A Family of 3 Amazing Boys – By Michelle Strom
The joys of two working parents raising a family of three boys in an area that has limited resources is never for the weak. If that got your attention, keep on reading! My name is Michelle Strom, and I am here to tell you all about how hard it is to find resources for a growing family and the limitations that I have had to overcome in the last nine years of being a parent.
My first son was born in 2016 with extreme colic, and we had to work through it as two parents who worked opposite schedules due to the lack of child care and the high expense of the ones that had availability. My husband would go to work from 6pm to 4am and I would leave the house at 5am and get home around 3pm. This plus us also having different days off would allow us time to see each other in passing but never have the amount of time needed to spend as a family. With that being said, we never needed child care due to the schedules, but we were both exhausted parents trying to survive the world of colic.
When we looked into child care, there were only three options. The two affordable ones were completely full and needed at least six months on a waiting list. The one that “fit” all my mom standards cost more than what I made in a month. So, getting up and going to work when our child was only sleeping in 30-minute increments (if I was lucky) for 10 months of his life was extremely rough. We did not receive family support during this time, and it was hard to be a first-time mom going through all of it on our “own”. The care that we did receive for his colic came with the famous saying of “he will grow out of it”. We went to specialist after specialist and that was the answer.
Now fast forward to two years later when my next son was born and it was a total day and night transformation. I went down to being a contract employee 6 months out of the year due to again the cost of child care and our work schedules. It is truly sad to think that child care could cost more than a mortgage payment in our area for one child. Putting our family’s needs ahead of my own career path was what we decided to do. With no family support to help watch the two little boys, my husband worked a lot of overtime to counteract me staying home, which limited our family time once again.
We were blessed for this option though because that is when my two-year-old started intensive speech therapy. I went to the pediatrician and was concerned with his speech growth around 18 months. He couldn’t get his words out at that time not because he didn’t have words, but he just couldn’t physically move his mouth to make the words come out. Well, after 6 months of being the “annoying” mom, we finally got scheduled through Early Intervention, but we did not qualify based off of his “need” not being there and the lack of speech pathologist in our area for his needs to be addressed.
So now onto working with another organization to get him re-evaluated and start the intensive therapy he needed two times a week for an hour each time. He not only went to speech, but also for therapy for his tongue and lip time. This mom of two boys under 2.5 was driving over an hour one way to get the services that he needed and should have been receiving in our area.

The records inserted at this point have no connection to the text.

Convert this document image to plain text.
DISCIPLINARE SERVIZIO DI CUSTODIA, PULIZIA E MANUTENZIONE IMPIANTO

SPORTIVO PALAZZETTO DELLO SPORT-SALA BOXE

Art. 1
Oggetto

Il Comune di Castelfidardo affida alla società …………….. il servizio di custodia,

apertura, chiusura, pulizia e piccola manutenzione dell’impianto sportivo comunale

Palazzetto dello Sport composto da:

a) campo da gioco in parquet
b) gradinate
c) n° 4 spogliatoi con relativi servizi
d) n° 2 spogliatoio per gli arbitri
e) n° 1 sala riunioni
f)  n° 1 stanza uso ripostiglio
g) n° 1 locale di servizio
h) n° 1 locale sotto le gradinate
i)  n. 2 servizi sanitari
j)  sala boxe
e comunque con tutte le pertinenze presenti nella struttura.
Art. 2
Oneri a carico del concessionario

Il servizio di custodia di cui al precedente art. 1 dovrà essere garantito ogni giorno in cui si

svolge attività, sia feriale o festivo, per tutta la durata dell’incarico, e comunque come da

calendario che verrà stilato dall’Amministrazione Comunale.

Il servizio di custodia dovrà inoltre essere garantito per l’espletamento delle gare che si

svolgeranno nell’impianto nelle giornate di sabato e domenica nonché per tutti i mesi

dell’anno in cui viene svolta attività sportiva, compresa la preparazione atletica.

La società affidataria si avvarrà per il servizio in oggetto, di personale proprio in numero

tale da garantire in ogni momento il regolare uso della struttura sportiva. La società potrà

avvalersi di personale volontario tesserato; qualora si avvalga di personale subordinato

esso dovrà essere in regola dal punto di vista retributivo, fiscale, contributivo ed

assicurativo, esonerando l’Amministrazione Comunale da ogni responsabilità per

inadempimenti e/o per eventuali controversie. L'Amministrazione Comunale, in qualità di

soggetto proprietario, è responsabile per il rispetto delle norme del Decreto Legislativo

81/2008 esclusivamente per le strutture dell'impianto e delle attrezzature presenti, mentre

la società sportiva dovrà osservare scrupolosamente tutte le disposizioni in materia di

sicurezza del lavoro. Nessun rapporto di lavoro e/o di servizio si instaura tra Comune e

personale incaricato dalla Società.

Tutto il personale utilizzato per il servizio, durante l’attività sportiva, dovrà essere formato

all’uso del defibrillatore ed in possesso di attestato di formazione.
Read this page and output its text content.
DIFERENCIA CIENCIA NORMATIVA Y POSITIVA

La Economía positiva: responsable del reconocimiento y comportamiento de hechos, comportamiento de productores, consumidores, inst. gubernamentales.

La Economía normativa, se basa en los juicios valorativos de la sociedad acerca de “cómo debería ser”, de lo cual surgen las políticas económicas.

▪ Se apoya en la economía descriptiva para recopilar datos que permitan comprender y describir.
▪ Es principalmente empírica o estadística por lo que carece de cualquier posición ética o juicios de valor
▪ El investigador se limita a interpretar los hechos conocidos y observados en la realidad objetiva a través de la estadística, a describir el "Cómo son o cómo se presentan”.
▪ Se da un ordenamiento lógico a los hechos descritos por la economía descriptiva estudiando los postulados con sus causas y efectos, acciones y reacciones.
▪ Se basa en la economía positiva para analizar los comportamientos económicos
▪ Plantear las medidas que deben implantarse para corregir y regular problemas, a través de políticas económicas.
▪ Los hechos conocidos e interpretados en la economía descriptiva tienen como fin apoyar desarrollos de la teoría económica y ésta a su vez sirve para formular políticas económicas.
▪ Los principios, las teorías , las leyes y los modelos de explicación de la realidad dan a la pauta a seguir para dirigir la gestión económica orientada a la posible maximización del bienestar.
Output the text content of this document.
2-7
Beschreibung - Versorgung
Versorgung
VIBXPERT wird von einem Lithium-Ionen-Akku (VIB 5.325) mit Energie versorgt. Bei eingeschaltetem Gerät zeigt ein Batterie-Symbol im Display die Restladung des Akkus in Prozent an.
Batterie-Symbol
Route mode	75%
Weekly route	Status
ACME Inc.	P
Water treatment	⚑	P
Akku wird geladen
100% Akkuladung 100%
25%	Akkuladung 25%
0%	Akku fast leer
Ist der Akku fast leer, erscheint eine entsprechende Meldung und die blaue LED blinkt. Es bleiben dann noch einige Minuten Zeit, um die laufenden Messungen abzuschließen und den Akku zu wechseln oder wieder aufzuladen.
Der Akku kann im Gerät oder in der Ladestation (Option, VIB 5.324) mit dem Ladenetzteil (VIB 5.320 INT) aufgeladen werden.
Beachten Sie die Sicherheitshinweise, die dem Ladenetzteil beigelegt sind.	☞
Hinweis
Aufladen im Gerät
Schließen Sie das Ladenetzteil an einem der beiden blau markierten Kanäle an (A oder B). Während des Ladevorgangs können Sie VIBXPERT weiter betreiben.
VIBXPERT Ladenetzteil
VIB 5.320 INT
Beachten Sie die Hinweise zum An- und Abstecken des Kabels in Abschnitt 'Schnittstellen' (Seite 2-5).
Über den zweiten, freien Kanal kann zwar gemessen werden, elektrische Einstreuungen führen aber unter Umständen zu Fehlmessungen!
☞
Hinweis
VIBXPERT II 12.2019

Now fast forward to Covid and me losing my job due to needing to come back into the work place but there being no child care available due to the safety precautions. This led to a hard financial time in our family with only one parent working. We did intensive therapy until he went into kindergarten, but this was the masked year of Covid. My child who already did not want to talk and struggled with his speech was masked. He truly struggled his first full year of public education.
Then we had our third boy in January of 2022. He completed our family and now had to go for physical therapy two times a week again an hour away each way from home due to torticollis from birth. So, I was dropping off one child at one school, then going to another school for my middle child, and driving an hour away for therapy three times a week for an hour and hoping to be back in time for preschool pick up, nap time, and then kindergarten pick up. The stress was at an all-time high in our house for sure! My poor husband picked up all the overtime he could to afford our family, and I worked as a stay-at-home mom to provide all the transportation and family time to our kids.
Then came an opportunity of a lifetime for me to go back to work as a full-time substitute in our district. Here comes the fun part of finding a child care for my littlest. We looked at the two in our area and the four in-home child cares. The prices were so high it did not make economic sense to go back to work. I then told my friend about this problem, and she offered her own niece to watch our little one for the school year because she was in school and needed the extra money. This was perfect for me because not only did this work out for me financially, but for her too.
Now comes second grade for my oldest, who truly started to struggle again in school. He was always the good kid now turning into the child who could not sit through the whole day and had a hard time during lessons. We finally got him into the doctors mid-way through the school year to find out he needed 16-hour testing for ADHD and that it was all done again 45 minutes away from our home. Then came scheduling those tests. It was hard to juggle everyone’s schedule and planning for these tests.
Now it has taken over a year of trying new medication and a lot of patience in the process from school, us as parents, and him. There have been so many times as a parent with limited resources I just wanted to give up, but then I look at my family and keep on going for them to have the best life.